Random Thoughts About The Great Chicken War of 2012
(1) Culture war continues to be a primary way that group beliefs are communicated. Spikes in culture war offer an unhealthy but particularly effective way to reach masses with our message. To illustrate, I recently posted about 57 prisoners that came to Christ in a powerful movement of the Holy Spirit. My Chick-Fil-A post at the peak of The Great Chicken War of 2012 scored a viral rating, garnering 500% more reads than the story about our fifty-seven brothers. The movements of Christ are often over-shadowed by culture war.
(2) Culture war tends to promote secondary messages over core beliefs. Spikes in culture war tend to scale our messages down the ladder of core beliefs – at the cost of our identity or witness. One Christian said of my Chick-Fil-A post: “Sometimes you have to stand up and show support instead of being so passive.” This reflected his conviction that we should (a) stand for First Amendment Rights; and (b) oppose gay marriage. The Gospel – our core message – is so often missed in the midst of culture war.
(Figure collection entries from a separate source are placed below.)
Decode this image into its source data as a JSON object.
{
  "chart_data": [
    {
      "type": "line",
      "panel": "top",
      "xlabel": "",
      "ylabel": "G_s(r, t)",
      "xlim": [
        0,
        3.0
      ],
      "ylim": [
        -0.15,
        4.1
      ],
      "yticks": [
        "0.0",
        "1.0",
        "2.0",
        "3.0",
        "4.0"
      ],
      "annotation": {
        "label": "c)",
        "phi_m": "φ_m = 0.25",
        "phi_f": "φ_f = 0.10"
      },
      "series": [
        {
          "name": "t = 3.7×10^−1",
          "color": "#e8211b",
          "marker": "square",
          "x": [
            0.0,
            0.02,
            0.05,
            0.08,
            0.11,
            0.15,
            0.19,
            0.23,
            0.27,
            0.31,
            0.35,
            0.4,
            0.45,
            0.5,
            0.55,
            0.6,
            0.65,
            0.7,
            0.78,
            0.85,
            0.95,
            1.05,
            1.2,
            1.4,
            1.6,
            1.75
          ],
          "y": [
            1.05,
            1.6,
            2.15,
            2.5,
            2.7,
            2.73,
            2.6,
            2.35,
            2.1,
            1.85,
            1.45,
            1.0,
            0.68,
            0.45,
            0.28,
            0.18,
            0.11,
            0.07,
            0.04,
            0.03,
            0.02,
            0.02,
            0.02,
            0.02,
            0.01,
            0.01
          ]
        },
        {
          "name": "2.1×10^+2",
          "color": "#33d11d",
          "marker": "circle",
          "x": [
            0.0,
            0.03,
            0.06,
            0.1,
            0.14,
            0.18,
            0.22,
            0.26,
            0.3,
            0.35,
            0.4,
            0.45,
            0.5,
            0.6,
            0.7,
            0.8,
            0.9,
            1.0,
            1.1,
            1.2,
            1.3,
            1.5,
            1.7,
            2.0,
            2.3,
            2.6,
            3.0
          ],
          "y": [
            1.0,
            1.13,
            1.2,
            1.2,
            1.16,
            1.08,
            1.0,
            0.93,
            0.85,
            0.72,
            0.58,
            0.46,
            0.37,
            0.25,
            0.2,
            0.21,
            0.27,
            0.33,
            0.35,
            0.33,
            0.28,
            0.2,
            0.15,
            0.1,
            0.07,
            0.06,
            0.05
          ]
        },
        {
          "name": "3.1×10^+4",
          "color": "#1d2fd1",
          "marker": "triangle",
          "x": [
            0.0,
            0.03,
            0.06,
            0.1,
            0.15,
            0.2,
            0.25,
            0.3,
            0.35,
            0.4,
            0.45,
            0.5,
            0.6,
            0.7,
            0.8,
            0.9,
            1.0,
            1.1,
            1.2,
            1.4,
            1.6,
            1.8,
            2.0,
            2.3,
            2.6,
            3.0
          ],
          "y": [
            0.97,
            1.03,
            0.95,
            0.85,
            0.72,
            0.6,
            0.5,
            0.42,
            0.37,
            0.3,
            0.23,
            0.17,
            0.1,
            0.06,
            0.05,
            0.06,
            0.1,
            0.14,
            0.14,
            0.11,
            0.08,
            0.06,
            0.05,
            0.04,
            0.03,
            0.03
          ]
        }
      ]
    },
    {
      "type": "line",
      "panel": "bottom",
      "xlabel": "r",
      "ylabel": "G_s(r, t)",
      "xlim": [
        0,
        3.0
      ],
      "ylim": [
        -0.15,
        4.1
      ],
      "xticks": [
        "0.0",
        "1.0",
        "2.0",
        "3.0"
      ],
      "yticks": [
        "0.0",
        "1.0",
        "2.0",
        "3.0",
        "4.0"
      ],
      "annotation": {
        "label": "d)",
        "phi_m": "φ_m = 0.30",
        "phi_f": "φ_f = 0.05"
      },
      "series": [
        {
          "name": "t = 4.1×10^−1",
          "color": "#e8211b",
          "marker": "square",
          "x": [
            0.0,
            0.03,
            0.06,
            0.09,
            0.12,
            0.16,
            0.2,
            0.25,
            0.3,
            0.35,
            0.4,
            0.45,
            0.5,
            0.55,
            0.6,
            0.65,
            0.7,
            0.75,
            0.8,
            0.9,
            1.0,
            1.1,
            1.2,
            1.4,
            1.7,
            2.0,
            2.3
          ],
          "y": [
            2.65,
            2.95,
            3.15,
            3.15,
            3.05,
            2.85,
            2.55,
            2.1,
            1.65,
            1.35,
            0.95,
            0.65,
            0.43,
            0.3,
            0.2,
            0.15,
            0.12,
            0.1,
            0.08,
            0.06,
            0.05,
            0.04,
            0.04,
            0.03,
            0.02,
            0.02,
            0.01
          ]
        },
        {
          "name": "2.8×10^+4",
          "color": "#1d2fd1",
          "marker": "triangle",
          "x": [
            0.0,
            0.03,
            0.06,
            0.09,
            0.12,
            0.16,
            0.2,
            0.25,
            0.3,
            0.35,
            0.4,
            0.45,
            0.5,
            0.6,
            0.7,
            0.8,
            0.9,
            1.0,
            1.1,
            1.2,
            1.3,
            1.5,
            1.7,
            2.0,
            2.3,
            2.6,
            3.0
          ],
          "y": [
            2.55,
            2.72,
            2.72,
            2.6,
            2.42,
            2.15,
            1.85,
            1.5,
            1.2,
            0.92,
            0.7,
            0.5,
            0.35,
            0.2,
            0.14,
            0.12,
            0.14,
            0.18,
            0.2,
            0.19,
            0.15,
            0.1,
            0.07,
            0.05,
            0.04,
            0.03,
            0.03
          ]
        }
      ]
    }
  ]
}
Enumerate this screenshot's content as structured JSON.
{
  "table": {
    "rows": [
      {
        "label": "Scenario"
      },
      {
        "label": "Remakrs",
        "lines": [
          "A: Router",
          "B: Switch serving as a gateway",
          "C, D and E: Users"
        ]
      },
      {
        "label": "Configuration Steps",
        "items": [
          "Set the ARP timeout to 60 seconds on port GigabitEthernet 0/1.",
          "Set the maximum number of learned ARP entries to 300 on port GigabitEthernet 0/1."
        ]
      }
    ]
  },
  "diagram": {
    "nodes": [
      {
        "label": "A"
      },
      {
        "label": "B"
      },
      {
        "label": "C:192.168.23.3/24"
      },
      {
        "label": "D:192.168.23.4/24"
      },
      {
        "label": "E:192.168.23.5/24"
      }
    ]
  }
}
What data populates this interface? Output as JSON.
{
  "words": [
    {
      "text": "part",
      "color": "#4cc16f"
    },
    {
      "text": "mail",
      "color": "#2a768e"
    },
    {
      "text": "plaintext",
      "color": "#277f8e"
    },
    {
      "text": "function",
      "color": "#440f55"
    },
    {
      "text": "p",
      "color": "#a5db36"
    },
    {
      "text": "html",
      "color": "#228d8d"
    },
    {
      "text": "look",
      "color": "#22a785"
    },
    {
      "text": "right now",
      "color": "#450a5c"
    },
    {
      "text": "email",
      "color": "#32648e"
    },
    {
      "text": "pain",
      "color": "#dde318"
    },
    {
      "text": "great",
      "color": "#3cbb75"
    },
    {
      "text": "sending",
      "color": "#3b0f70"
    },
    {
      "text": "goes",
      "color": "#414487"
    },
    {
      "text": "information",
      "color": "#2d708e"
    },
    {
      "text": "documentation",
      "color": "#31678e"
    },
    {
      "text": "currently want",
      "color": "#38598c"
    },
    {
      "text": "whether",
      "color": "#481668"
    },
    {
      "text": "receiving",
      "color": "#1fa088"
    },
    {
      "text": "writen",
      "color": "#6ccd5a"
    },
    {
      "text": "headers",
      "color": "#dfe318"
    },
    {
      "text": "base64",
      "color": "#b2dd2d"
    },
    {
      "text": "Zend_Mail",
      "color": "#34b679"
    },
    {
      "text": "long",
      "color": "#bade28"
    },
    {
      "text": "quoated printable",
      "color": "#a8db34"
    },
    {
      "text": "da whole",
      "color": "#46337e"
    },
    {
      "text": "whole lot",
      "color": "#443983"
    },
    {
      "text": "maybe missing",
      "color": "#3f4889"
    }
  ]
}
(3) Culture war seems to satisfy a tribal desire for camaraderie, but the unforeseen side-effects often blind us to redemptive spirituality. When we coalesce around a belief, our witness becomes issue-focused instead of people-centric. You cannot witness the presence of Jesus to another individual by standing in a record-breaking line to purchase a chicken sandwich (unless you talk about Jesus, I suppose). In that setting, it would likely be evangelizing the evangelized. While eating chicken sandwiches will never damage your witness, “we” can damage it when we confuse culture war for the Kingdom of God.
(4) I mentioned a blinding effect. What I mean is this: we can be so passionate about preserving the technical definition of biblical marriage at the very same time that we fail to tangibly protect it. If we remove this plank, we see that the number of evangelical heterosexual marriages failing the biblical mandate far outnumber same-sex marriages in America. We sometimes escape our greater responsibility to God by finding someone else to blame for the problems before us…right before us. We need better vision.
(5) Sometimes, a viral moment unexpectedly brings opponents together – in the very midst of culture war – as they discover some principle they agree on. This occurred when a corporate executive filmed himself bullying an unsuspecting Chick-Fil-A employee. LGBT+ leaders quickly condemned his behavior – and he was fired by his employer. Ouch! We, as evangelicals, must also speak out against anti-gay bullying that results in countless LGBT+ teen suicides each year. Increasingly, this is happening – and it will continue to be a top priority of Lead Them Home.
This week, we may have unintentionally made chicken big and Jesus little. Now that this flash-point culture war is coming to a close (I hope), let us get back to the business of cultivating a redemptive witness where Jesus is grand and chicken is simply delicious. As a closing thought: Jesus was often over-shadowed, missed and confused for something He never intended to be (an earthly king, for example), but He never failed to reach those He loves. Let us follow Him and do his core work no matter how tempting culture war can be.